Porque lo que le ha pasado a Oltra no es un caso aislado. Es un síntoma. Es la crónica de una cacería política y mediática con un juez como arma arrojadiza. La acusaron de encubrir los abusos de su entonces marido a una menor tutelada, sin pruebas, sin indicios, con un relato tan endeble que hasta el titular de un juzgado de instrucción de Valencia ha dicho que no hay infracción penal, “absolutamente” ningún indicio y ha rechazado el juicio.
Demasiado tarde. El daño ya está hecho. Ya no hay vicepresidenta, ya no hay referente…Y mientras tanto, quienes deberían sentir vergüenza siguen dando lecciones. Los partidos de ultraderecha, que nunca necesitan pruebas para demandar cabezas, siguen exigiendo regeneración. Algunos medios que titularon con furia ahora apenas mencionan el archivo en un párrafo escondido. Y la sociedad, anestesiada, asume con indiferencia que una inocente ha sido expulsada por la puerta de atrás.

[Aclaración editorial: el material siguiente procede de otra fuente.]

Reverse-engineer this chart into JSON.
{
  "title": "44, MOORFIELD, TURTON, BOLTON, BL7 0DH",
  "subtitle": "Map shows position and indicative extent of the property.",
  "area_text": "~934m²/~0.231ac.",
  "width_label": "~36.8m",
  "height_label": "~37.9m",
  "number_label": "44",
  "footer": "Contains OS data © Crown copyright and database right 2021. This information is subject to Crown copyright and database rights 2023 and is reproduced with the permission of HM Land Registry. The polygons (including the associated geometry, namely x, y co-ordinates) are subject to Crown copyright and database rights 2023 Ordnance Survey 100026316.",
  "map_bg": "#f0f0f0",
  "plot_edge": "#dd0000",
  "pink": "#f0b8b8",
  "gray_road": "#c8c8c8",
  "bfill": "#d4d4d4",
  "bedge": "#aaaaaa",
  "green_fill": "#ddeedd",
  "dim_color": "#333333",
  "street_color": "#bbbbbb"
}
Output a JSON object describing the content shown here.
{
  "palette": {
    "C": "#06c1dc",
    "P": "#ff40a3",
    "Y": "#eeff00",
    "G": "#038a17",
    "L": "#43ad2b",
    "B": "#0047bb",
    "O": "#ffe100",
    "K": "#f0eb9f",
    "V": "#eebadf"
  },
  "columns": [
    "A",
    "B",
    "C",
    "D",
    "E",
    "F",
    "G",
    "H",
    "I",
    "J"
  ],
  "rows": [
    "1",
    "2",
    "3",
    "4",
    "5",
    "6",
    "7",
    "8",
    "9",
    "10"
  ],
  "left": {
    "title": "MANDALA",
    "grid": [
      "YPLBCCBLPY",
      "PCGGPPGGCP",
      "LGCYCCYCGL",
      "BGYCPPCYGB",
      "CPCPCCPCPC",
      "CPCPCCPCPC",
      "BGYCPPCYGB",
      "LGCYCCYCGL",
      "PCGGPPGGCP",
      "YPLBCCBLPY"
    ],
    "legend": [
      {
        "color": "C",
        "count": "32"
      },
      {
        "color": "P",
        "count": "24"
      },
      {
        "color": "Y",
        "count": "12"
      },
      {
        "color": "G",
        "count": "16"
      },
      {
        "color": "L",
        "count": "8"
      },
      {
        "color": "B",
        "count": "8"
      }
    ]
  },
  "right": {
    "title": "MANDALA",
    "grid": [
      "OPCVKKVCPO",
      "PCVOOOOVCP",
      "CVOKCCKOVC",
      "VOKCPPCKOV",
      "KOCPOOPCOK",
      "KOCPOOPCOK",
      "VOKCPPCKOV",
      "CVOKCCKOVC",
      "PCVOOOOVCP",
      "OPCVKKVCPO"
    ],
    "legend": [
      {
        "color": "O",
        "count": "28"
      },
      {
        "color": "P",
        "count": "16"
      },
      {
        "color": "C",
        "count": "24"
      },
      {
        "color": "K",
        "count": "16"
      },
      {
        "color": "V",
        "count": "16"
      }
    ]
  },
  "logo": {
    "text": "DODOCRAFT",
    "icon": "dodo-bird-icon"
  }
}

Lo sucedido debería escandalizarnos. Porque si no defendemos a los inocentes cuando son barridos por una marea de odio, mañana nadie estará a salvo. Porque si se puede destruir a alguien sin pruebas, por cálculo político, por miedo, por cobardía... ¿qué nos queda de democracia?
Oltra ya ha pagado algo que era gratis. Ahora toca que paguen quienes la condenaron sin juicio. Aunque sea solo con el peso de la verdad, aunque sea solo con el desprecio de la historia.